Я не особенно склонен говорить, но все же описываю все преимущества профессии сторожа. Сторож, он просто сидит, прислушиваясь к тишине или к музыке в наушниках. Еще он может жрать бутерброды и запивать их кока-колой, выходить курить может, если повезет. Но самое главное – сторож может выучить наизусть все стихотворения своих любимых поэтов, читая их на вахте. И он может писать что-нибудь сам.

Мой рассказ почему-то впечатляет Ольгу, ее вообще многое впечатляет, по-моему, это ее главный недостаток. Она даже хочет нарисовать что-нибудь в тему.

– Тебе бы все рисовать, – говорю я.

Мы долго молчим, затем Ольга заводит разговор о заброшенных домах. Она просто обожает заброшенные дома. Благо, этого добра в нашем городе навалом, даже в его центре. У нас вообще существует традиция половину домов не достраивать, возникла она уже после развала СССР. Видимо, это символизирует так и не достроенный в нашей великой стране коммунизм.

Я ненавижу заброшенные дома, о чем и сообщаю. У меня есть на то свои причины. Не то чтобы я был очень цивилизованным парнем, фанатом Европы и женской цивилизации, просто однажды в одном из таких зданий я свалился в подвал и сломал себе ногу. Странно, обычно, когда я падаю, время как бы притормаживается, я успеваю понять, что происходит и как именно я должен падать, дабы остаться невредимым. Но в этот раз ничего подобного не произошло, виной тому не внезапность, а то ли алкоголь, впрочем, это вряд ли, то ли дело в самом доме, в его духе, я думаю, что так оно и есть. Конечно, это было увлекательное приключение. Я впервые в жизни сломал ногу, впервые в жизни меня домой провожала девушка, а не наоборот. Даже не провожала, а можно сказать тащила на себе большую часть дороги. Я был тогда в неплохом настроении и рассказывал всем, что только советский человек может сломать ногу и быть при этом чертовски веселым, и чувствовать себя легко. Еще впервые в жизни я отжимал шапку от вина, раздавившегося у меня в сумке. Тем не менее, ебал я такие приключения. Единственное, что хоть как-то помогало мне не потерять душевного равновесия, когда я лежал в гипсе, так это мое воображение. Я представлял себя великим революционером, заключенным в тюрьму. Можно было вообразить себя, к примеру, Володькой Маяковским, знакомящимся с современным искусством, или Адольфом Гитлером, работающим над «Майн Кампфом». Правда, о своей борьбе я так ничего и не написал, да и она кардинально отличалась от борьбы Адольфа. Но прошли те славные времена, времена создания великих империй, теперь у человечества другие цели, о них после. Но хоть подобные размышления и несколько облегчали мою тяжкую участь, но я не хотел бы, чтобы все это повторилось.

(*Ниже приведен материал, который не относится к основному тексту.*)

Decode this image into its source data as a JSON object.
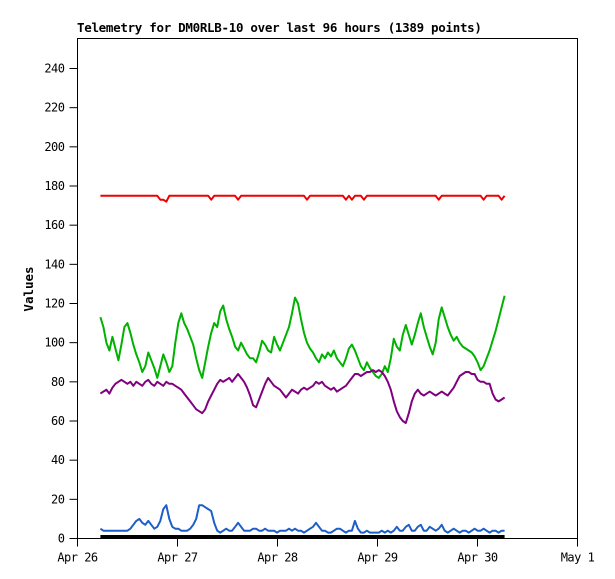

– Ты становишься слишком циничным, – с обвинительными интонациями провозглашает Оля, – это не есть хорошо.

– Это есть похуй, – отвечаю я, – зато я знаю, что нужно делать.

– И что же, интересно бы узнать?

– Пора покидать этот ебучий город.

– Зачем же? – удивляется моя собеседница, – я люблю город, не могу без него.

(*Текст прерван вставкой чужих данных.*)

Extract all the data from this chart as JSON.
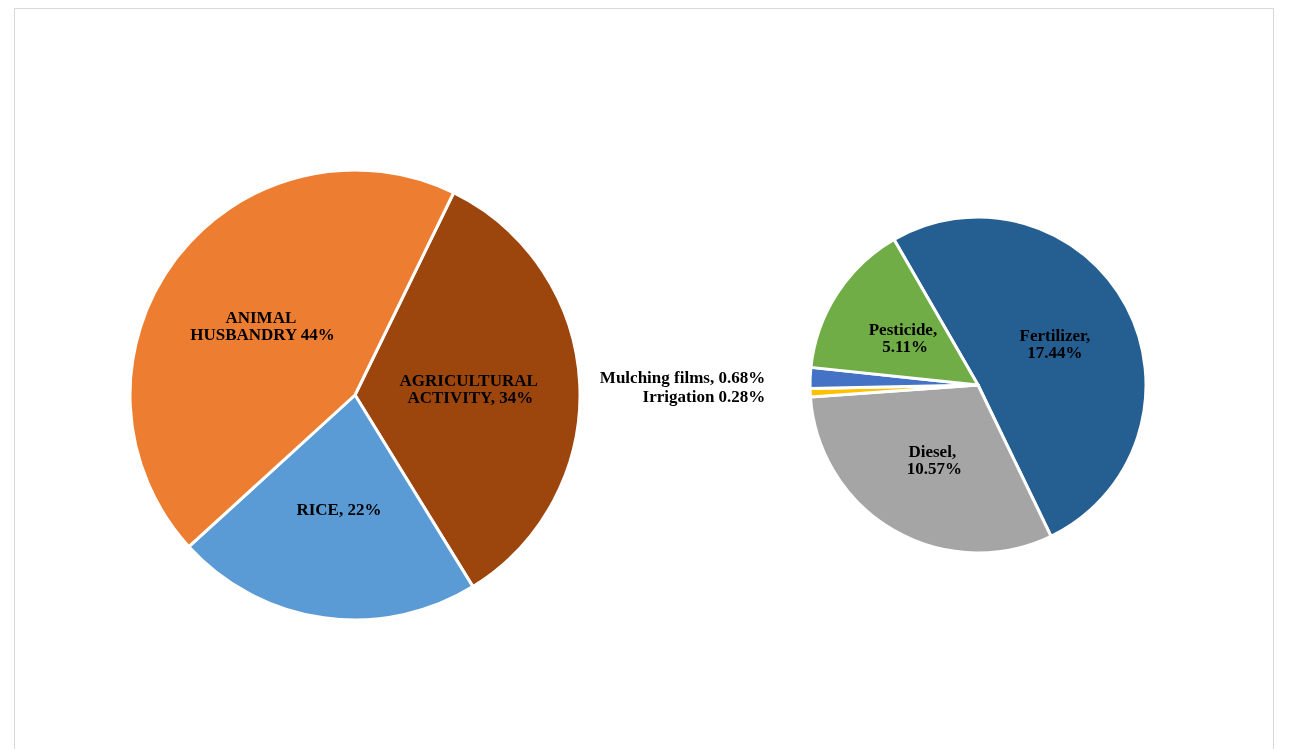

– Нет, это город любит себя тобой. Между тем он пожирает тебя, откусывая по кусочку и питая своей голимой наркотой. Город мешает потенциальным святым стать истинными святыми, не дает своим жителям жить истинно духовной жизнью. Со всем его шумом, автомобилями, нищими и базарами.

– Ну, уезжай, – тихо и задумчиво произносит Ольга, – я остаюсь, я не готова.

– Ты никогда не будешь готова, – говорю я, прощаюсь и ухожу.

Я вхожу в метро, сажусь на подземную электричку, еду на вокзал. Там я покупаю билет, долго стою и изучаю его, куря сигарету за сигаретой. Затем сжигаю билет и ухожу из города пешком. Прочь. Хватит с меня.

Глава 5

Я просыпаюсь оттого, что на меня кто-то смотрит. Мне, разумеется, интересно, кто это, но при пробуждении первейшей задачей является все же другое, а именно – вспомнить то место, на котором уснул. Вспомнив это, человек процентах в среднем в девяноста может с достаточно высокой точностью определить место пробуждения.